O primeiro ato é uma filosofia da corrupção: “Nenhum governante governa sem fazer alianças e negociações com outros partidos. Essa negociação tende à corrupção. Essa compra e venda ocorreu sistematicamente nos governos José Sarney, Fernando Collor, Itamar Franco e Fernando Henrique Cardoso.” O segundo é uma corrupção da filosofia: “Mas o PT e seu presidente operário, como ousam fazer o mesmo que os partidos da classe dominante? Que ousadia absurda! Os meios de comunicação transformaram a situação em um caso único, nunca visto antes, e construíram a imagem do governo mais corrupto da história do Brasil.” Descontadas as inverdades óbvias, a filósofa está dizendo que corrupção é destino e que nos resta escolher entre a corrupção viciosa dos outros e a corrupção virtuosa dos seus.
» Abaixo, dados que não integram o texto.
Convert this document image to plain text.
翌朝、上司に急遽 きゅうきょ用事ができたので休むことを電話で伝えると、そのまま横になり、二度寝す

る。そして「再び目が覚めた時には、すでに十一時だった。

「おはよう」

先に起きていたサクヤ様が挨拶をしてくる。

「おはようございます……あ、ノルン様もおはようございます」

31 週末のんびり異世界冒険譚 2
O círculo se fecha e uma coerência se refaz. A virtude é uma imanência do PT e de Lula: reflete as essências do partido e de “seu presidente operário”, que não podem ser contaminadas pelas ações de um ou de outro. Os virtuosos estavam certos quando, com ou sem evidências, denunciavam e condenavam o vício - pois isso abreviava a chegada da virtude ao poder. Os virtuosos estão certos quando, contra todas as evidências, protegem a corrupção no seu meio e no meio dos aliados - pois disso depende a continuidade da união entre a virtude e o poder.

Na operação de cabala de votos, Mercadante não disse aos colegas que o homem das vacas quentes e das notas geladas é inocente, mas que sua cassação correspondia a um interesse da oposição e a uma tentativa de desestabilizar o governo. A sua razão instrumental não tem limites. É que, na nova ordem da filosofia, poder é virtude.